Hanya saja hujan tidak bisa bernafas seperti halnya manusia. Ia bahkan tidak bisa memilih takdirnya sendiri kala jatuh pada pelukan bumi. Kaukah itu hujan. Malam ini kau seperti halnya daku. Tidak bisa memilih takdirnya sendiri kepada siapa aku harus marah. Aku marah kepada siapa pun. Aku yang tak bisa marah dengan marah. Aku marah dengan enggan berbicara. Menyukai keindahan bait sastra Gibran nan mudah tersulut emosi.
Amarah tak dapat diturunkan melalui butir-butir hujan. Aku terisak menuju kebinasaan diri. Siapa sesungguhnya yang merasa mampu mengenali dirinya. Kau yang butuh sesuap sepi untuk menggubah story media. Keindahan alam yang kau cari, lalu kau bakar ladang dan hutan. Kau yang sebut negeri ini agraris, tapi rasa jijik untuk menjadi-melihat-bergaul bersama petani. Kau yang banggakan kekayaan alam, limbah kantormu kotori bumi. Bahkan tak dapat dibedakan mana sampah dan mana seekor manusia.

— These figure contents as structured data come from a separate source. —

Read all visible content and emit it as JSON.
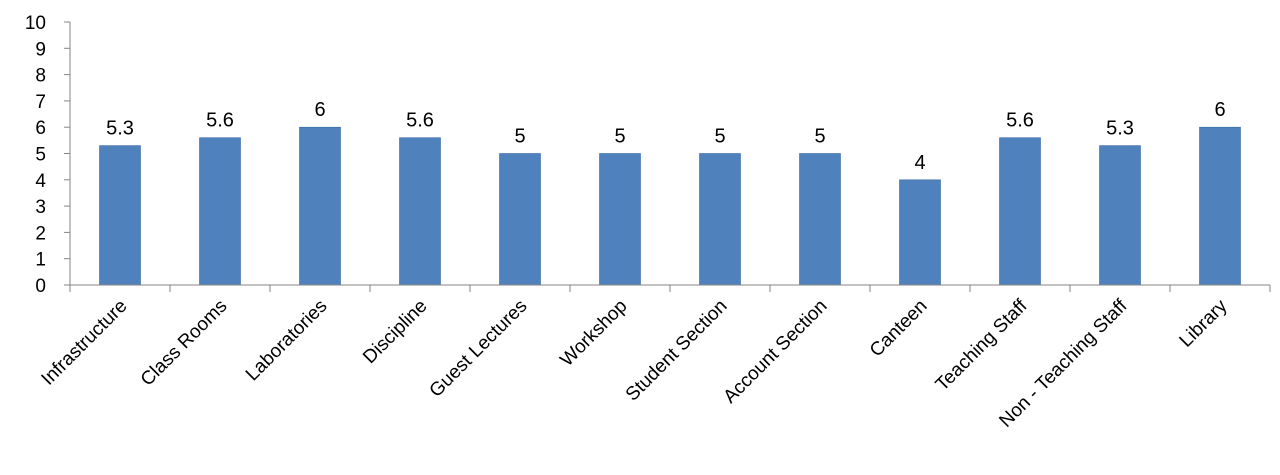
{
  "chart_data": {
    "type": "bar",
    "title": "",
    "xlabel": "",
    "ylabel": "",
    "categories": [
      "Infrastructure",
      "Class Rooms",
      "Laboratories",
      "Discipline",
      "Guest Lectures",
      "Workshop",
      "Student Section",
      "Account Section",
      "Canteen",
      "Teaching Staff",
      "Non - Teaching Staff",
      "Library"
    ],
    "values": [
      5.3,
      5.6,
      6,
      5.6,
      5,
      5,
      5,
      5,
      4,
      5.6,
      5.3,
      6
    ],
    "value_labels": [
      "5.3",
      "5.6",
      "6",
      "5.6",
      "5",
      "5",
      "5",
      "5",
      "4",
      "5.6",
      "5.3",
      "6"
    ],
    "ylim": [
      0,
      10
    ],
    "yticks": [
      "0",
      "1",
      "2",
      "3",
      "4",
      "5",
      "6",
      "7",
      "8",
      "9",
      "10"
    ],
    "grid": false,
    "legend": "none",
    "colors": {
      "bar": "#4f81bd",
      "bar_edge": "#3a6aa5",
      "axis": "#868686"
    }
  }
}
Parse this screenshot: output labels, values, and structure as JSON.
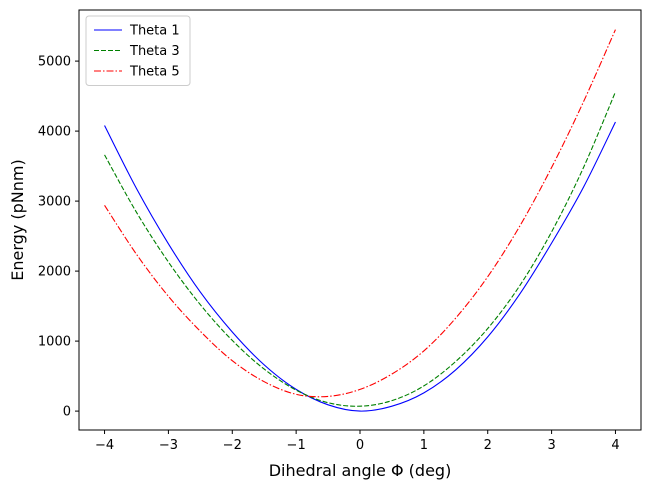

Kau sebut agama, namun seekor manusia menyirami tanaman dengan darah dan air mata. Sebuah manusia membawa mobil seekor diri ditengah hiruk pikuk kemacetan jalan. Seekor manusia mengaku beriman memamerkan istri barunya dan bersedekah kepada yatim piatu bersama awak media. Bahkan daku malu menyebut diriku ‘seorang’! sebuah-seekor manusia layaknya daku bahkan menunjukkan makhluk penyembah kebendaan, yang serakah.
Hujan. Apakah semenjak Nabi Adam kandungan airmu selalu sama. Ah, apakah alam tetap pada konservatif. Mengapa tidak kau bedakan kandungannya pada setiap wilayah. Sisipkan sedikit air yang mengandung pupuk berikut pembasmi hamanya agar petani miskin tak perlu menghabiskan modalnya.
Hujan. Posisimu berada lebih dekat dengan Tuhan. Bungkuslah makanan-makanan surga-Nya dengan lapisan air. Agar si yatim dan piatu bisa makan buah pada musim hujan. Bungkus pula batang-batang emas surga-Nya dengan lapisan air. Agar si Bapak mampu membayar bunga rentenir yang kian mencekik guna keperluan pendidikan anaknya.